Mad Miss Mimic by Sarah Henstra

Mad Miss Mimic by Sarah Henstra

Author:Sarah Henstra
Language: eng
Format: epub
Publisher: PRH Canada Young Readers


FOURTEEN

As the days passed into weeks, thoughts of the bombings and of opium-trade politics and of poor Hattie’s fate kept whirling round my head. I found that I could not keep my mind on ladies’ lunches and card games. I would open a novel and see only the smoke and dust rising in the opera gallery. I would hear Bertie laugh and think for a moment that it was young Will chased by Tom across the yard. Even when I was with Mr. Thornfax—when we walked in the park, when we dined with Christa and Daniel, when we danced at a ball, when we visited Parliament and he introduced me to some of his new friends there—part of my mind was always preoccupied by fear of the Black Glove. At night I woke again and again with dreams of people falling to their deaths. To ease my nerves I would lie in my bed and imagine the tinkling of a music box, the delicate tapping of crystal birds.

One afternoon in late April, nearly three weeks after Lord Rosbury’s funeral, I screwed up my courage and crossed the plum court. My breath came shorter as I approached Daniel’s surgery, and I hesitated at the door. Partly it was the still-raw memory of poor Hattie lying on the tiles just inside. But I had other memories of doctors’ offices—no less harrowing for being older than the recollection of Hattie’s death. Sterile, comfortless rooms where I waited and tried not to look at the walls with their frightening diagrams of cross-sectioned larynxes, of incisions to the tongue, of metal bracers suspended across the roof of the mouth and soldered to the teeth. One of my most frequent and lasting nightmares stemmed from the memory of standing against such a wall in such an office—as though I were just another illustration!—as Mr. Brinsmead, Surgical and Mechanical Dentist, pressed a wooden utensil into the back of my throat whilst I wept and struggled to say the alphabet around its intrusion. On that occasion Mimic had had enough. Spitting out the instrument I’d shrieked and cursed and hurled at the poor man every vile word Mimic had absorbed a few weeks before when I saw a horse-thief arrested in Holybourne village.

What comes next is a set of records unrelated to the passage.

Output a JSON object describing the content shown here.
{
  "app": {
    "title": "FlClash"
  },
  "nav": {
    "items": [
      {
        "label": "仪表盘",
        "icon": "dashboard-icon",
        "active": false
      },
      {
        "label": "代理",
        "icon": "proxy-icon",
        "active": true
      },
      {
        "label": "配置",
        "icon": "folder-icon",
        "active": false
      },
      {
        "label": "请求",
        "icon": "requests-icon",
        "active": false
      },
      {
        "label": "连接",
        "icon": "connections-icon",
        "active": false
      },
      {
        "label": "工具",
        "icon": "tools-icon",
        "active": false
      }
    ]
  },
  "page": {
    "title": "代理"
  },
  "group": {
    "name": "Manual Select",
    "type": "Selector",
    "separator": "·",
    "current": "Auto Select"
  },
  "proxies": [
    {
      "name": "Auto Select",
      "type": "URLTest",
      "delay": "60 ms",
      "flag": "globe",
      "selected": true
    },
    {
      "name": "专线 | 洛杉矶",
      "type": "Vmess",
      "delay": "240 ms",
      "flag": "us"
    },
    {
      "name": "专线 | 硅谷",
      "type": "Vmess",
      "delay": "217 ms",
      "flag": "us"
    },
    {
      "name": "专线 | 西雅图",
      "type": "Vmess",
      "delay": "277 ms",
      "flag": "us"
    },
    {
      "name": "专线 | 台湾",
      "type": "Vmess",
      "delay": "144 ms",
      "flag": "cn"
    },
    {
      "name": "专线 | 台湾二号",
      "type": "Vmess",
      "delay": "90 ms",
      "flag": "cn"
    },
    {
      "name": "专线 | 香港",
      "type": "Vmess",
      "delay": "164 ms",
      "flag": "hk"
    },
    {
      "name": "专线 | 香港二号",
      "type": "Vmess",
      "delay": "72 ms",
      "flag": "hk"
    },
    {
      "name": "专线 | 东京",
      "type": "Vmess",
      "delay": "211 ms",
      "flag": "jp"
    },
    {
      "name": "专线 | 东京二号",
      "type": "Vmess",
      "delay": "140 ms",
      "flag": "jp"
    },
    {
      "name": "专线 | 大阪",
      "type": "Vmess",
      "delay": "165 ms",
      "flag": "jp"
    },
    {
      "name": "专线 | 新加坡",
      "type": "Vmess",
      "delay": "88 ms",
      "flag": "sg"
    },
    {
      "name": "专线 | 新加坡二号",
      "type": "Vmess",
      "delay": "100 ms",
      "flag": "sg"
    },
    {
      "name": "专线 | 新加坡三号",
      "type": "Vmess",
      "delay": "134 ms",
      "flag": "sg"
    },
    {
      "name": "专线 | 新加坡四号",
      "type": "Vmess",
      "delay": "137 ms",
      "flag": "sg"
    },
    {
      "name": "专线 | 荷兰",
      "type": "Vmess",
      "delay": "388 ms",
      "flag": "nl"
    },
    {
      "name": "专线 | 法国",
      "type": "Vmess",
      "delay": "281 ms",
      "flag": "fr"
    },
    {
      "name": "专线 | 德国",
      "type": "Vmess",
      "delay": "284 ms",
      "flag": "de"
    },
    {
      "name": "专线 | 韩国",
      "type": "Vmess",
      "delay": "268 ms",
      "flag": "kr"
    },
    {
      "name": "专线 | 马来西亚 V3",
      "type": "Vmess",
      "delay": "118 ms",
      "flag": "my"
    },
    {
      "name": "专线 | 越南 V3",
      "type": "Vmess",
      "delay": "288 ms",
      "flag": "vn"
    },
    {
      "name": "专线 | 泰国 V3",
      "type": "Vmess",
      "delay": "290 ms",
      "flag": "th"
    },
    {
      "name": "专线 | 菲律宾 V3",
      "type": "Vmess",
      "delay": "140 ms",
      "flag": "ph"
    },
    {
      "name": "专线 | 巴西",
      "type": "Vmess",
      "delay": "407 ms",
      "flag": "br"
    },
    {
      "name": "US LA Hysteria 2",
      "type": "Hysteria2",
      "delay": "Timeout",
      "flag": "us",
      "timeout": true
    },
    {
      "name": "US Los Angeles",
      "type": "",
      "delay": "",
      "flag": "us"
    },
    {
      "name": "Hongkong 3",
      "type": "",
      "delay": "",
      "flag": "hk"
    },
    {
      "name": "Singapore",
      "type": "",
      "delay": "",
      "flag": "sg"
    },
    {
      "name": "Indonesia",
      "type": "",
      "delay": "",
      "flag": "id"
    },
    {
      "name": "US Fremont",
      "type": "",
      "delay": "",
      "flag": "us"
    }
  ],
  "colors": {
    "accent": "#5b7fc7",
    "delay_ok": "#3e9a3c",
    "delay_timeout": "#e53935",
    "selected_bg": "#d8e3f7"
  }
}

Today I was planning to ask my brother-in-law about the exact nature of Tom Rampling’s misdeeds and why Mr. Thornfax might be taking such an interest in his skills. But it was not the doctor I saw when I stepped into the surgery. It was the girl from the Seven Dials alley, reclining on a pallet under a calico blanket.

“I’m s-sorry,” I stammered. Half expecting Mr. Sears and his stick, I turned to flee.

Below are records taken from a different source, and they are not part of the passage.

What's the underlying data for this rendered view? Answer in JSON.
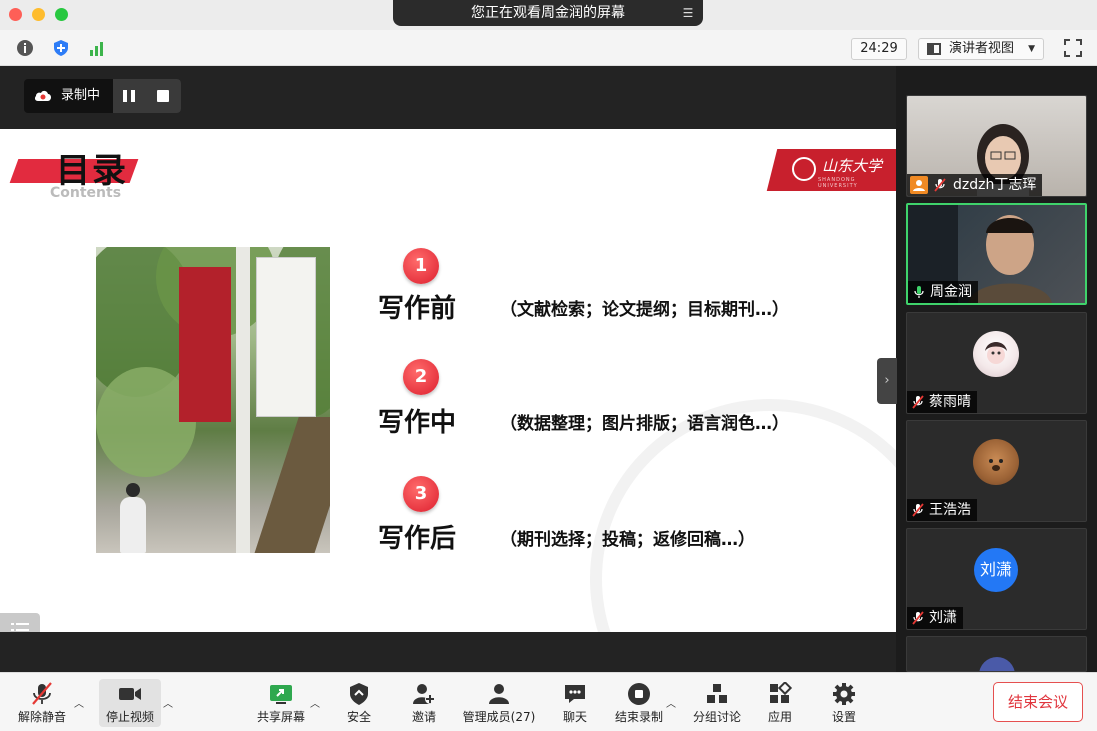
{
  "window": {
    "share_banner": "您正在观看周金润的屏幕"
  },
  "infobar": {
    "timer": "24:29",
    "view_mode": "演讲者视图"
  },
  "recording": {
    "label": "录制中"
  },
  "slide": {
    "title": "目录",
    "subtitle": "Contents",
    "logo_text": "山东大学",
    "logo_subtext": "SHANDONG UNIVERSITY",
    "steps": [
      {
        "num": "1",
        "title": "写作前",
        "desc": "（文献检索；论文提纲；目标期刊…）"
      },
      {
        "num": "2",
        "title": "写作中",
        "desc": "（数据整理；图片排版；语言润色…）"
      },
      {
        "num": "3",
        "title": "写作后",
        "desc": "（期刊选择；投稿；返修回稿…）"
      }
    ]
  },
  "participants": [
    {
      "name": "dzdzh丁志珲",
      "muted": true,
      "has_video": true
    },
    {
      "name": "周金润",
      "muted": false,
      "has_video": true,
      "speaking": true
    },
    {
      "name": "蔡雨晴",
      "muted": true,
      "has_video": false
    },
    {
      "name": "王浩浩",
      "muted": true,
      "has_video": false
    },
    {
      "name": "刘潇",
      "muted": true,
      "has_video": false,
      "avatar_text": "刘潇"
    }
  ],
  "toolbar": {
    "unmute": "解除静音",
    "stop_video": "停止视频",
    "share_screen": "共享屏幕",
    "security": "安全",
    "invite": "邀请",
    "manage_participants": "管理成员(27)",
    "chat": "聊天",
    "stop_recording": "结束录制",
    "breakout": "分组讨论",
    "apps": "应用",
    "settings": "设置",
    "end_meeting": "结束会议"
  },
  "colors": {
    "accent_red": "#dd1f2e",
    "speaking_green": "#3fd36b",
    "avatar_blue": "#2378f5"
  }
}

“Miss Somerville, stay!” she said. A naked arm was thrust at me, and she nearly tumbled from the bed.

I closed the door and stood with my back against it. “Daisy, isn’t it?”

“Yes, mum.”

“What are you d-doing here?”

“Resting, mum. Doctor’s orders.”

“Are you a”—patient stopped my tongue—“is Dr. D-Dewhurst t-treating you?”

Daisy sighed, nodded, and let her head loll back on the pillow as if to demonstrate how in need of treatment she was.